All this deep internal reflection, sometimes brought on by transformational events in our outer lives, will begin to shift this week as both Venus and Jupiter turn direct in the morning hours of November 18 2010. Whatever you took time to re-imagine in your inner space the past six weeks will begin to take on a vivid vibrancy in your outer life in the coming weeks/months.
Another note: if this cycle brought some kind of death during this time, not uncommon in the autumn months, or with this kind of transit, may this thought, also from Eva Pierrakos bring some solace: “In physical death, the spirit, that which is alive, withdraws into the inner world.” From an outer-lived life completing, returning to one’s eternal wisdom and grace.
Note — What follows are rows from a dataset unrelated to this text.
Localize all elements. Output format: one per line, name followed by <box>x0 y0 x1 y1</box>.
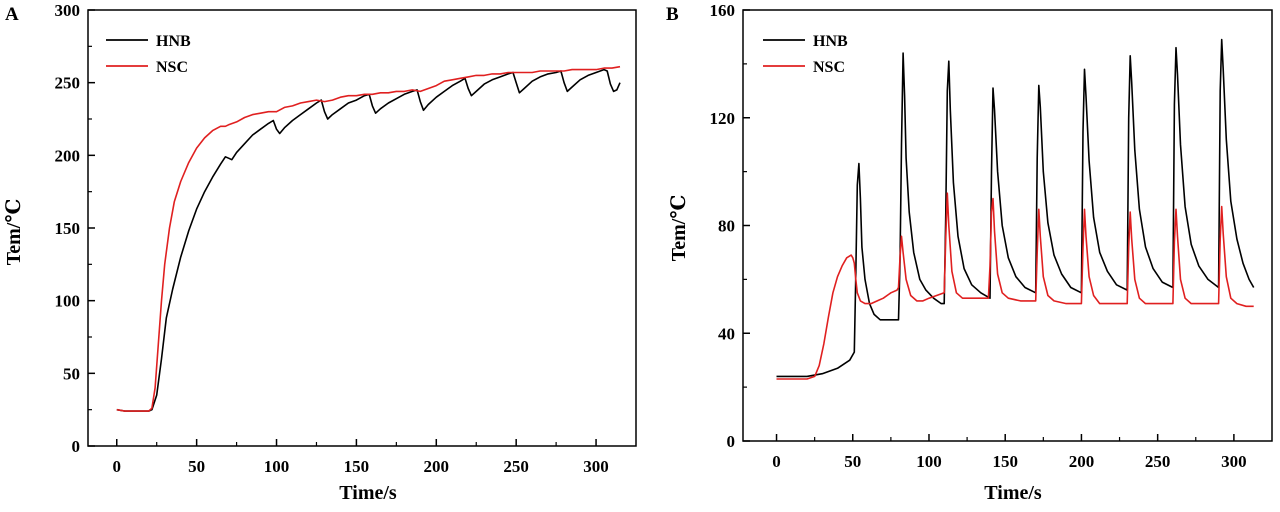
legend-label-hnb: HNB <box>813 33 848 50</box>
chart-panel-b: 0 40 80 120 160 0 50 100 150 200 250 300 HNB NSC Time/… <box>666 1 1273 504</box>
x-tick-label: 50 <box>844 452 861 471</box>
x-tick-label: 200 <box>424 457 450 476</box>
y-tick-label: 150 <box>55 219 81 238</box>
y-tick-label: 0 <box>72 437 81 456</box>
y-tick-label: 80 <box>718 217 735 236</box>
x-tick-label: 100 <box>916 452 942 471</box>
y-tick-label: 120 <box>710 109 736 128</box>
series-line-nsc <box>776 192 1254 380</box>
chart-panel-a: 0 50 100 150 200 250 300 0 50 100 150 200 250 300 HNB N… <box>3 1 637 504</box>
x-tick-label: 300 <box>583 457 609 476</box>
x-tick-label: 150 <box>344 457 370 476</box>
legend-label-nsc: NSC <box>156 59 188 76</box>
legend-label-hnb: HNB <box>156 33 191 50</box>
y-tick-label: 50 <box>63 364 80 383</box>
y-tick-label: 100 <box>55 292 81 311</box>
y-tick-label: 250 <box>55 74 81 93</box>
series-line-hnb <box>776 38 1255 378</box>
x-tick-label: 50 <box>188 457 205 476</box>
legend-label-nsc: NSC <box>813 59 845 76</box>
y-tick-label: 0 <box>727 432 736 451</box>
panel-letter: A <box>5 4 19 25</box>
x-tick-label: 150 <box>992 452 1018 471</box>
x-tick-label: 300 <box>1221 452 1247 471</box>
y-tick-label: 40 <box>718 324 735 343</box>
x-axis-title: Time/s <box>339 482 397 504</box>
y-axis-title: Tem/℃ <box>668 195 690 262</box>
panel-letter: B <box>666 4 679 25</box>
y-tick-label: 160 <box>710 1 736 20</box>
x-tick-label: 0 <box>772 452 781 471</box>
series-line-nsc <box>116 65 621 412</box>
x-tick-label: 250 <box>1145 452 1171 471</box>
y-tick-label: 200 <box>55 146 81 165</box>
x-tick-label: 200 <box>1069 452 1095 471</box>
x-axis-title: Time/s <box>984 482 1042 504</box>
y-tick-label: 300 <box>55 1 81 20</box>
x-tick-label: 0 <box>113 457 122 476</box>
y-axis-title: Tem/℃ <box>3 199 25 266</box>
x-tick-label: 100 <box>264 457 290 476</box>
series-line-hnb <box>116 68 621 412</box>
x-tick-label: 250 <box>503 457 529 476</box>
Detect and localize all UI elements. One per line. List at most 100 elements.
In a retrograde cycle we can be called back to revisit past losses that still linger in our psyches, have taken up residence in our bones. The loss of the outer connection to our beloveds can strike at any time with knee-buckling grief. I experienced it myself two days ago, out of the blue, like lightning, the return of the terrible missing of my Cola dog and our 15 years of walks. I wept sporadically all day, immobilized outwardly. I have learned to honor a day like this, give over to it, allowing the grief or whatever emotion arises to work its way through. The following day, a lightening occurred on the same walk, this time feeling her alive and well in my inner world where she and I are still connected. Who can explain such Mystery and what it asks of us each day. The courage it takes each one of us to keep choosing life amidst the many passings.
Venus retrograde is a time to honor all we have loved, and all who have loved us.